Figure 1.

ERβ isoform mRNAs are highly expressed in hGCs with positive correlations between pairs of ERβ isoforms. (A) Schematic representation of ovarian human ERα and ERβ (hER). The A/B domain at the NH2 terminus contains the AF-1 site, where other transcription factors interact. The C/D domain (brown/black boxes) contains the two-zinc finger structure that binds to DNA, and the E/F domain (red box) contains the ligand binding pocket as well as the AF-2 domain, which directly contacts coactivator peptides. ERβ spliced isoforms are formed from alternative splicing of the last coding exon (shown by the striped bar); ERβ isoforms are identical in their first 468 amino acids but differ in the sequence corresponding to the end of the ligand binding of ERβ1. Approximate locations of the primers used for qPCR are indicated. (B) hGCs were cultured for 24 h before RNA extraction.
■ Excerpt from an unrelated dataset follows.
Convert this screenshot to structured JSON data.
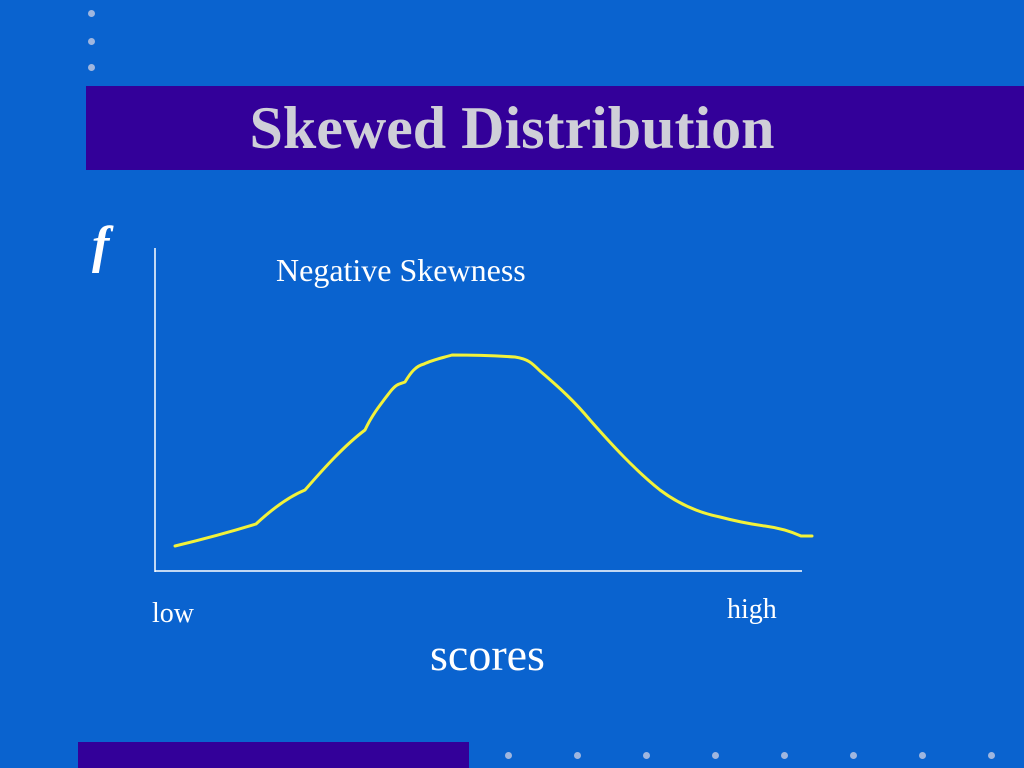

Relative levels of ERα (ESR1) and ERβ1 (ESR2 v1), ERβ2 (ESR2 v2), ERβ4 (ESR2 v4), and ERβ5 (ESR2 v5) isoforms mRNAs were determined by RT-qPCR analysis for each patient (n = 49). Transcript levels were normalized to GAPDH transcripts abundance. Values are represented as means ± SEM from two or three identical wells per patient, measured in triplicate. (C) We evaluated the correlations between relative mRNAs levels of each pair of genes. Data are represented in the table; correlation values are categorized as “high” r > 0.65 (black highlighted), “medium” r between 0.5 and 0.65 (grey highlighted), and “low” r < 0.5. An example of the relationship between mRNA abundances for each category is represented by the fitted (log) blue line (----). Significance values from Pearson correlations are given on the graphs.